Millions of pensioners will soon be worse off as a result of changes to personal taxation unveiled in today’s Budget – in which Chancellor George Osborne put emphasis on greater fairness and simplification of the tax system.
The Treasury has confirmed that around 4.4 million of taxpayers over age 65 will be adversely affected by a freeze to age-related allowances (ARAs), which will be frozen in April next year at their 2012/2013 levels, signalling a steady withdrawal.

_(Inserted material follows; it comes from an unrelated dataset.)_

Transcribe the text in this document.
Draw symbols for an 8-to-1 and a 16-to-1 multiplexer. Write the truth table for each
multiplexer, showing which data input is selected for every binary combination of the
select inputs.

Amounts will be held at £10,500 for individuals born between 6 April 1938 and 5 April 1948, and at £10,660 for those with a date of birth prior to 6 April, until they align with the personal allowance of income tax – which will rise by £630 next month and by an additional £1,100 to £9,205 the following tax year (when the top rate of income tax will fall by five percentage points to 45%).

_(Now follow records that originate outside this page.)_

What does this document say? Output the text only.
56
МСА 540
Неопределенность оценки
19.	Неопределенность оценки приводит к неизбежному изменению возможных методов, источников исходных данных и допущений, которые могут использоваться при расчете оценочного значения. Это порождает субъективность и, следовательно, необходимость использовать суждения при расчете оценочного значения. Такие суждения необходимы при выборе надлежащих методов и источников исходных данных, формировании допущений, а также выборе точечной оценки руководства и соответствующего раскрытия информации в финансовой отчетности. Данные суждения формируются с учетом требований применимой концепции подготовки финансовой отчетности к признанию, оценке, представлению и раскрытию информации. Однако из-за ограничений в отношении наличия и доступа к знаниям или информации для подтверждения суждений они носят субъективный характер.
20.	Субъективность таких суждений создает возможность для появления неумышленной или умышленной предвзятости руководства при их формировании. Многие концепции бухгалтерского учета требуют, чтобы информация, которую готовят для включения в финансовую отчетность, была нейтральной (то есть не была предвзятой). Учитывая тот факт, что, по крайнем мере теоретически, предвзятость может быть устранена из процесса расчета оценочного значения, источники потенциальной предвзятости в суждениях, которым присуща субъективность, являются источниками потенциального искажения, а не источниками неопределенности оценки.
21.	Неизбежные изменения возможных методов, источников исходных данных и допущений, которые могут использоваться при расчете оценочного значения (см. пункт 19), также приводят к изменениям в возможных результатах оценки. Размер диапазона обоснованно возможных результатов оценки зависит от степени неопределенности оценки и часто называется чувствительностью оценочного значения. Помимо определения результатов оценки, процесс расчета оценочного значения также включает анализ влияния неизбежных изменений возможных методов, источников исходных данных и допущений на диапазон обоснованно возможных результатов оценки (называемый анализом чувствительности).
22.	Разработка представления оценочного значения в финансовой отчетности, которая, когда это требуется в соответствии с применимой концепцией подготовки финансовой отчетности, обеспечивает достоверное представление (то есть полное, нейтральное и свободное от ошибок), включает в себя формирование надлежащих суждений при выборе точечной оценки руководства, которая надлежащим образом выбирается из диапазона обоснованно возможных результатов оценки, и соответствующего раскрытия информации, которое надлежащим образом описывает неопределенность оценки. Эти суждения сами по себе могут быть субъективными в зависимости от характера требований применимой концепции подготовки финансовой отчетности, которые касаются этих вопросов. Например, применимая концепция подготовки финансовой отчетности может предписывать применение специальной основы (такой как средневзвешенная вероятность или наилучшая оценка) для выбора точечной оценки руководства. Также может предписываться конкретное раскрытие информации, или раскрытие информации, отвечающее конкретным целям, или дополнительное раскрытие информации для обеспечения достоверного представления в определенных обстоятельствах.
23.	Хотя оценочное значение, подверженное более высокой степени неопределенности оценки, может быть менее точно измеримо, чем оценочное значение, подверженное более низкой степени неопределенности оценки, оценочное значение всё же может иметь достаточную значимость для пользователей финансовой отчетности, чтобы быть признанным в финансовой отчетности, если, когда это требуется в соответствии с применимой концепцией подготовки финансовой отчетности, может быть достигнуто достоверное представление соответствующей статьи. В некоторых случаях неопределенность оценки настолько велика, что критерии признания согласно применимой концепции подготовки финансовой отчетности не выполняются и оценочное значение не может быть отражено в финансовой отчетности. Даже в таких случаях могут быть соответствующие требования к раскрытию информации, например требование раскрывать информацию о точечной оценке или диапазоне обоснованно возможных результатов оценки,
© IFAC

The measure taken on the personal allowance by Mr Osborne, who used the word ‘fair’ seven times in his 59-minute speech to the Commons, comes at an annual cost to the government of £3.3 billion – one third of which will be met by taxpayers aged over 65 as the ARA dissipates. By 2016/17, retirees will be paying additional tax of £1.1 billion, according to the figures in the main Budget document.
‘We are not sure this is the solution the Office of Tax Simplification might have envisaged when it observed that age allowances are an area of complexity for pensioners,’ said Robin Williamson of the Low Incomes Tax Reform Group charity.
Zoe Lynch, partner at Sacker and Partners a pensions-specialist law firm, remarked, ‘What George Osborne didn't mention in selling the idea of simplifying allowances is that freezing those same allowances for pensions is likely to tax pensioners more heavily than ever before’.
Her opinion was echoed by Ernst and Young tax manager Jane Scott, who said, ‘Simplification of the tax system is welcome, but simplification at the cost of removing allowances is perhaps a step too far’.
Her colleague Patrick Stevens, tax partner, said the personal allowance increase scheduled for 2013, which is expected to remove 840,000 people from the tax system, was ‘good news for many on low and middle incomes’, but would be ‘unlikely to help the poorest taxpayers, many of whom will lose in means-tested benefits what they gain in tax terms.’